Se la disponibilità di vaccino impedisse di poter proteggere tutta la popolazione, e ci si debba orientare verso la vaccinazione selettiva, fermo restando la necessità di privilegiare la vaccinazione del personale addetto allo svolgimento dei servizi essenziali, l’ordine di vaccinazione che porterà al migliore utilizzo del vaccino disponibile sarà definito anche alla luce delle informazioni disponibili sulle caratteristiche della epidemia.

In caso di risorgenza (riemergenza di un ceppo che circolato in passato, la scelta delle persone da vaccinare potrà basarsi sulla età delle persone in funzione dell’anno di scomparsa del virus.

La distribuzione del vaccino e la gestione della vaccinazioni sarà di esclusiva competenza delle strutture pubbliche del Servizio sanitario nazionale o delle altre amministrazioni direttamente interessate, a garanzia del rispetto delle priorità e dell’equità.

C.5. Farmaci antivirali.

Per la profilassi ed il trattamento delle infezioni da virus influenzali è possibile l’impiego di farmaci ad azione antivirali, appartenenti a due diverse classi, raramente usati a questo scopo a causa dei severi effetti collaterali e non tutti commercializzati in Italia. È probabile che anche tali farmaci siano insufficienti (rimantadina e oseltamivir a tutt’oggi non sono registrati in Italia, ma sono citati per completezza di informazione). I medici saranno informati della politica nazionale riguardo al loro uso in alternativa o come complemento alla vaccinazione.

Amantadina e rimantadina appartengono agli Inibitori della M2, attivi esclusivamente nei confronti dei virus influenzali appartenenti al tipo A, ma soltanto la prima è commercializzata in Italia, con specifiche autorizzazioni per l’impiego per la profilassi e la terapia dell’influenza.

Zanamivir ed oseltamivir appartengono agli inibitori della neuraininidasi; tali farmaci, di cui solo lo zanamivir è commercializzato in Italia, sono efficaci nei confronti sia dei virus di tipo A che di quelli del tipo B, ma sono stati autorizzati all’immissione in commercio esclusivamente per la terapia dell’influenza negli adulti e nei ragazzi di età superiore a 12 anni, che presentino sintomi tipici della malattia.
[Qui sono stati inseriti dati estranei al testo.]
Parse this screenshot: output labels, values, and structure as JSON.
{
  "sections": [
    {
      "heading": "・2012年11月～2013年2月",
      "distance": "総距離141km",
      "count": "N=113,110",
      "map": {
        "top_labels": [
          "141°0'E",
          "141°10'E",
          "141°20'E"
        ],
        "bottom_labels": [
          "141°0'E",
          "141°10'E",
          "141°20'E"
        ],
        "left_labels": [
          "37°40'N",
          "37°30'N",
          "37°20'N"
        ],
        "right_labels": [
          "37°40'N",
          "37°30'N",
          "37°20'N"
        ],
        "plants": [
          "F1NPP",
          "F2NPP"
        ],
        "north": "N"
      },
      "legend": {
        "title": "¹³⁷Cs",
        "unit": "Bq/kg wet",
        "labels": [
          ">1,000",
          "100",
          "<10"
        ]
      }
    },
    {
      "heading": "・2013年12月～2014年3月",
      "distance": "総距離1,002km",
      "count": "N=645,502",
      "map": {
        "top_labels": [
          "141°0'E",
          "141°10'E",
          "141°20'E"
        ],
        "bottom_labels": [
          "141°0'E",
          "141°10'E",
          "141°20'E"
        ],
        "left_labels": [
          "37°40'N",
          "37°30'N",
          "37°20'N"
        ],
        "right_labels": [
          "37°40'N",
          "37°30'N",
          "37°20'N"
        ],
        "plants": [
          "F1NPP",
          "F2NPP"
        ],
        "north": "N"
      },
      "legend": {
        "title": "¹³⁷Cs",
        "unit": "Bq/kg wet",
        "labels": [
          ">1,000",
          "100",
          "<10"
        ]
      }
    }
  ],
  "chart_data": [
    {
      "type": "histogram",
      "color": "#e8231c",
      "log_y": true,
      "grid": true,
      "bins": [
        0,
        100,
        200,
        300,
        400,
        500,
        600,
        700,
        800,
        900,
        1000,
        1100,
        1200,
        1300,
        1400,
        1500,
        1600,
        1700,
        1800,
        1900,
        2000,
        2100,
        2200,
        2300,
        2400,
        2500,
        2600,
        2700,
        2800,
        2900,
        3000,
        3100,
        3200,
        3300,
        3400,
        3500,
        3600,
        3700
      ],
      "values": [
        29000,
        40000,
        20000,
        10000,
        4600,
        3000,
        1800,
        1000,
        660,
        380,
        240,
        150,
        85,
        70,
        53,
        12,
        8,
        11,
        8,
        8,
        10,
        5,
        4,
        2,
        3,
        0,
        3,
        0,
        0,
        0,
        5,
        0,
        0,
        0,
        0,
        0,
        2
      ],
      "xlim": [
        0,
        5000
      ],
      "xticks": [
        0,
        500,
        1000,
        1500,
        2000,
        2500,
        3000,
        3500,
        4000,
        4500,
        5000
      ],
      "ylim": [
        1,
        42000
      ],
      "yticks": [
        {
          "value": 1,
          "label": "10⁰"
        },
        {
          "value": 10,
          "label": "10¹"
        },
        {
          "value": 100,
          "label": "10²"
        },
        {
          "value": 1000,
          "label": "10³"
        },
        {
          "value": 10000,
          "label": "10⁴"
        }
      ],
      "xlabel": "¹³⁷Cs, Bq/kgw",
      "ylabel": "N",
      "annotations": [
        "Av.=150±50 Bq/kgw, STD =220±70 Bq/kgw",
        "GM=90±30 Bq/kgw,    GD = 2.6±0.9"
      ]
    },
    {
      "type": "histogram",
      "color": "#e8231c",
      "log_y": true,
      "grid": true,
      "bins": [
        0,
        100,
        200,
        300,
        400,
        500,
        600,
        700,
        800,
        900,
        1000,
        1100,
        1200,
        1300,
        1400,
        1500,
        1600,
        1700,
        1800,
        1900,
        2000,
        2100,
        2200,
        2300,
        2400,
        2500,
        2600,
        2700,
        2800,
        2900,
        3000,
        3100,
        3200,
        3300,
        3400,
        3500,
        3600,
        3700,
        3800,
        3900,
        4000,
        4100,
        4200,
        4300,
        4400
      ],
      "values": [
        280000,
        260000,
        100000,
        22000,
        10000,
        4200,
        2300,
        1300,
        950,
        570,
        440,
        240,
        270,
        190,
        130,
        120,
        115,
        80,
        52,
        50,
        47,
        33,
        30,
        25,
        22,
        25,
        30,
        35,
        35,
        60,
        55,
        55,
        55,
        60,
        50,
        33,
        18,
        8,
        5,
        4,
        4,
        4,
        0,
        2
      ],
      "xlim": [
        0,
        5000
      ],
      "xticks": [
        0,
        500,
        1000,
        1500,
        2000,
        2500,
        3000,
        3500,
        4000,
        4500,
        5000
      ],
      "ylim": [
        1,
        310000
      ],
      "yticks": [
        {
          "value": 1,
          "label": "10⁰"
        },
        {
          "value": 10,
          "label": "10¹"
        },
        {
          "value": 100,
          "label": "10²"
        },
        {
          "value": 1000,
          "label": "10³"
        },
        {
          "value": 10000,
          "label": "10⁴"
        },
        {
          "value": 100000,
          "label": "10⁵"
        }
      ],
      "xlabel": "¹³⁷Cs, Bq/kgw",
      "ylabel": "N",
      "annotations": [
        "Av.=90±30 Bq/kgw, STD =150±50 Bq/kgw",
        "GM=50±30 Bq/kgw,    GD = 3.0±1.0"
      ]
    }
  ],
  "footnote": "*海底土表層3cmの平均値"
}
Non sono stati invece autorizzati per il trattamento profilattico, anche se ne è stato segnalato un certo grado di efficacia a scopo preventivo.

I farmaci antivirali in questione riducono di circa un terzo la durata dell’influenza non complicata ma, ai fini della riuscita del trattamento, questo deve essere iniziato al più presto possibile, e comunque entro due giorni dall’insorgenza dei sintomi.

Non è stata dimostrata l’efficacia dei farmaci antivirali a base di zanamivir, così come degli altri antivirali (amantadina compresa) nella riduzione delle complicanze maggiori dell’influenza, quali le polmoniti batteriche o virali o l’esacerbazione delle patologie croniche di base, nei soggetti a rischio.

È stata notata l’emergenza di ceppi influenzali mutanti resistenti in pazienti trattati con farmaci appartenenti ad entrambe le classi di antivirali; anche se questo non costituisce, attualmente, un problema di sanità pubblica, potrebbe diventarlo in seguito ad un uso non appropriato e su larga scala dei farmaci antivirali.

Tali farmaci non devono essere considerati un’alternativa alla vaccinazione, ma possono comunque risultare utili nei casi di controindicazione alla vaccinazione influenzale e nelle persone che non si sono vaccinate per tempo, contribuendo essenzialmente a ridurre la durata della malattia e in una certa misura anche a ridurre la diffusione di virus influenzali da malati a sani.

La amantadina non interferisce con la risposta anticorpale, essa può essere consigliata anche a persone ad alto rischio di complicazioni che non abbiano ancora ricevuto il vaccino al momento dell’inizio dell’epidemia influenzale; la chemioprofilassi fornisce in questi casi una protezione passiva nel tempo necessario per la produzione di anticorpi.

La somministrazione deve iniziare prima o immediatamente dopo l’esposizione a contagio e protrarsi per non meno di 6-7 giorni, ma non oltre.

C.5.1. Indicazioni e precauzioni per l’uso della amantadina.

L’impiego dell’amantadina è controindicato in caso di ipersensibilità nota al prodotto, in caso di gravidanza accertata o presunta, in caso di età inferiore ad un anno.

Nei pazienti con insufficienza renale è opportuno procedere ad una riduzione del dosaggio dell’amantadina in caso di clearance della creatinina inferiore a 50 mL/min, con sospensione immediata del trattamento in caso di manifestazioni di fenomeni di accumulo o altri eventi avversi.

A causa del declino della funzione renale con il progredire dell’età, il quantitativo giornaliero di amantadina nelle persone di età superiore a 65 anni non deve superare i 100 mg.

La somministrazione di amantadina deve essere accompagnata da un attento monitoraggio per l’individuazione di eventuali eventi avversi in persone con precedenti di episodi convulsivi, con insufficienza epatica, insufficienza cardiaca, ipotensione. La somministrazione contemporanea di antistaminici ed anticolinergici può aumentare l’incidenza di reazioni avverse a carico del sistema nervoso centrale.

C.5.2. Confronto tra diversi farmaci antivirali per il trattamento dell’influenza.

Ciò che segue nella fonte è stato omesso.